Ridere fa bene!

Il sorriso è un’espressione che fa bene al corpo, all’umore e alle relazioni. Si dice che allunghi la vita e che alleni molti muscoli.

Un proverbio cinese recita «L’uomo che non sa sorridere non dovrebbe mai aprire un negozio». La comunicazione non verbale (CNV) è la fonte principale di contenuto di ciò che ci diciamo. Questo perché come esseri sociali abbiamo bisogno di interagire e non ci accontentiamo del solo contenuto dei messaggi, come invece fanno i computer.

Una parte fondamentale della CNV è legata alle espressioni facciali, una di questa è il sorriso. Il sorriso come tante altre espressioni può essere allenato. In ogni caso riesce ad essere efficace solo un sorriso genuino, un sorriso cioè che parte dal profondo della persona, che esprime la sintonia tra ciò che egli è, pensa ed esprime.

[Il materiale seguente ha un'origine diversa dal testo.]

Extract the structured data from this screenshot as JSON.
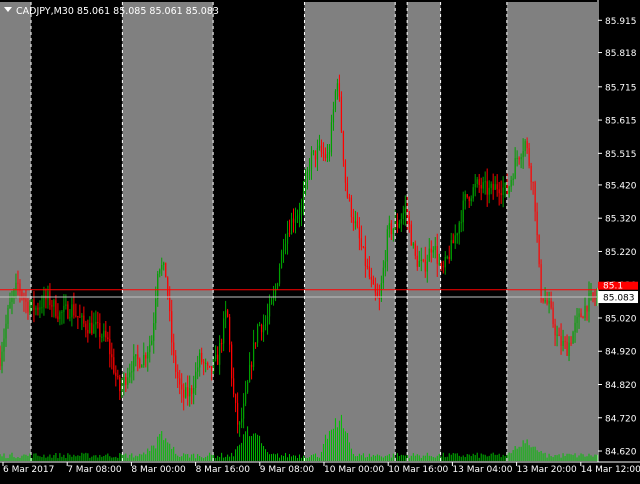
{
  "window": {
    "title": "CADJPY,M30  85.061 85.085 85.061 85.083",
    "menu_icon": "triangle-down-icon"
  },
  "price": {
    "current": 85.083,
    "current_label": "85.083",
    "ask": 85.105,
    "ask_label": "85.1"
  },
  "colors": {
    "background": "#000000",
    "session_fill": "#808080",
    "bull_bar": "#00a000",
    "bear_bar": "#ff0000",
    "volume": "#00c000",
    "axis_text": "#ffffff",
    "ask_line": "#ff0000",
    "bid_line": "#c0c0c0",
    "current_tag_bg": "#ffffff",
    "current_tag_text": "#000000",
    "ask_tag_bg": "#ff0000"
  },
  "chart_data": {
    "type": "candlestick",
    "symbol": "CADJPY",
    "timeframe": "M30",
    "ylim": [
      84.59,
      85.97
    ],
    "y_ticks": [
      {
        "value": 85.915,
        "label": "85.915"
      },
      {
        "value": 85.818,
        "label": "85.818"
      },
      {
        "value": 85.715,
        "label": "85.715"
      },
      {
        "value": 85.615,
        "label": "85.615"
      },
      {
        "value": 85.515,
        "label": "85.515"
      },
      {
        "value": 85.42,
        "label": "85.420"
      },
      {
        "value": 85.32,
        "label": "85.320"
      },
      {
        "value": 85.22,
        "label": "85.220"
      },
      {
        "value": 85.12,
        "label": "85.120"
      },
      {
        "value": 85.02,
        "label": "85.020"
      },
      {
        "value": 84.92,
        "label": "84.920"
      },
      {
        "value": 84.82,
        "label": "84.820"
      },
      {
        "value": 84.72,
        "label": "84.720"
      },
      {
        "value": 84.62,
        "label": "84.620"
      }
    ],
    "x_labels": [
      "6 Mar 2017",
      "7 Mar 08:00",
      "8 Mar 00:00",
      "8 Mar 16:00",
      "9 Mar 08:00",
      "10 Mar 00:00",
      "10 Mar 16:00",
      "13 Mar 04:00",
      "13 Mar 20:00",
      "14 Mar 12:00"
    ],
    "session_bands": [
      {
        "from": 0,
        "to": 0.052
      },
      {
        "from": 0.205,
        "to": 0.357
      },
      {
        "from": 0.51,
        "to": 0.662
      },
      {
        "from": 0.682,
        "to": 0.738
      },
      {
        "from": 0.849,
        "to": 1.0
      }
    ],
    "price_path": [
      [
        0.0,
        84.9
      ],
      [
        0.015,
        85.05
      ],
      [
        0.03,
        85.12
      ],
      [
        0.045,
        85.06
      ],
      [
        0.06,
        85.05
      ],
      [
        0.08,
        85.08
      ],
      [
        0.1,
        85.03
      ],
      [
        0.12,
        85.05
      ],
      [
        0.14,
        85.0
      ],
      [
        0.16,
        84.99
      ],
      [
        0.18,
        84.95
      ],
      [
        0.2,
        84.8
      ],
      [
        0.22,
        84.88
      ],
      [
        0.24,
        84.9
      ],
      [
        0.255,
        84.96
      ],
      [
        0.265,
        85.19
      ],
      [
        0.278,
        85.15
      ],
      [
        0.29,
        84.9
      ],
      [
        0.305,
        84.78
      ],
      [
        0.32,
        84.8
      ],
      [
        0.335,
        84.9
      ],
      [
        0.35,
        84.85
      ],
      [
        0.365,
        84.9
      ],
      [
        0.38,
        85.05
      ],
      [
        0.39,
        84.8
      ],
      [
        0.4,
        84.68
      ],
      [
        0.41,
        84.76
      ],
      [
        0.42,
        84.88
      ],
      [
        0.432,
        85.0
      ],
      [
        0.445,
        85.0
      ],
      [
        0.46,
        85.09
      ],
      [
        0.475,
        85.25
      ],
      [
        0.49,
        85.32
      ],
      [
        0.505,
        85.35
      ],
      [
        0.52,
        85.5
      ],
      [
        0.535,
        85.52
      ],
      [
        0.55,
        85.5
      ],
      [
        0.565,
        85.75
      ],
      [
        0.58,
        85.4
      ],
      [
        0.595,
        85.3
      ],
      [
        0.61,
        85.2
      ],
      [
        0.625,
        85.1
      ],
      [
        0.635,
        85.06
      ],
      [
        0.65,
        85.28
      ],
      [
        0.665,
        85.3
      ],
      [
        0.68,
        85.35
      ],
      [
        0.695,
        85.2
      ],
      [
        0.71,
        85.17
      ],
      [
        0.725,
        85.25
      ],
      [
        0.74,
        85.15
      ],
      [
        0.76,
        85.25
      ],
      [
        0.78,
        85.38
      ],
      [
        0.8,
        85.42
      ],
      [
        0.82,
        85.4
      ],
      [
        0.835,
        85.42
      ],
      [
        0.85,
        85.4
      ],
      [
        0.865,
        85.5
      ],
      [
        0.88,
        85.55
      ],
      [
        0.895,
        85.4
      ],
      [
        0.905,
        85.1
      ],
      [
        0.92,
        85.05
      ],
      [
        0.935,
        84.95
      ],
      [
        0.95,
        84.93
      ],
      [
        0.965,
        85.0
      ],
      [
        0.985,
        85.07
      ],
      [
        1.0,
        85.08
      ]
    ],
    "volume_spikes": [
      {
        "at": 0.565,
        "level": 0.78
      },
      {
        "at": 0.27,
        "level": 0.35
      },
      {
        "at": 0.42,
        "level": 0.55
      },
      {
        "at": 0.88,
        "level": 0.3
      }
    ],
    "bar_count": 300
  }
}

È uno dei primi gesti di interazione sociale che il neonato utilizza, attraverso di esso egli ha la forza di attrarre a sé l’attenzione di chi gli sta attorno e suscitare altrettanto sorriso. È un sorriso il suo che parte da una sensazione interna di benessere, di bisogni soddisfatti, di fiducia nell’ambiente che gli sta attorno. È la stessa cosa per l’adulto?

Il sorriso risente dei condizionamenti culturali. In quei contesti dove l’educazione è improntata su un forte senso del dovere, sorridere può sembrare poco serio, addirittura una cosa da bambini. Nella psicoanalisi transazionale Eric Berne, il fondatore, parla di “ingiunzioni” che la persona interiorizza durante i processi educativi. Le ingiunzioni sono dei messaggi, una sorta di indicazioni su ciò che egli deve e può fare (o meglio ciò che non può fare) per diventare come l’ambiente gli chiede di essere. Una di queste è “non essere bambino” che può trasformarsi anche in “non divertirti”.

Il sorriso è in linea diretta con la sensazione di autorealizzazione personale e sociale che la persona sperimenta. Quando un messaggio (esterno o interno che sia) ha la forza di condizionarlo ed inibirlo, la persona può disabituarsi ad esso. Al contrario il sorriso può essere anche un modo di affrontare la vita con umorismo, indipendentemente dal grado di soddisfazione interna percepita o dagli eventi di vita che la persona vive o ha vissuto. Per effetto di una carica di ottimismo, di speranza e di fiducia nel futuro la persona sta attivamente scegliendo di essere felice qualunque sia la sua condizione.

In altre situazioni il sorriso può assumere la funzione di maschera, un modo per non contattare internamente il dolore di quello che si vive, un modo per rimanere disconnessi da una parte di sé. In questo caso si può parlare di un tentativo che la persona fa per proteggersi dal dolore che lo attraverserebbe se fosse ad ogni istante pienamente consapevole della sua situazione. Si tratta di una strategia difensiva molto utilizzata quando non sono ancora maturate modalità diverse con cui gestire quello che la persona vive o la persona non è ancora pronta a sceglierle.

Sorriso e riso non sono proprio la stessa cosa. Il sorriso coinvolge tutta la persona e parla della sua profondità, della capacità di sorridere anche delle cose più dure che la vita riserva e nonostante di esse. Permette anche di entrare sempre in maggiore confidenza con sé stessi, trovando nessi di autenticità anche in ciò che apparentemente può sembrare illogico agli occhi degli altri. Il riso è un atteggiamento più superficiale, che può essere connotato sia di ilarità che di falsità e talvolta anche di freddezza.

E quando le situazioni sono avverse? No, non occorre sorridere per forza, sarebbe una falsità. Si può comunque in ogni situazione cercare spunti di serenità e di speranza, essere felici per qualcun’altro e col tempo sarà più facile riconquistare nuovamente il sorriso.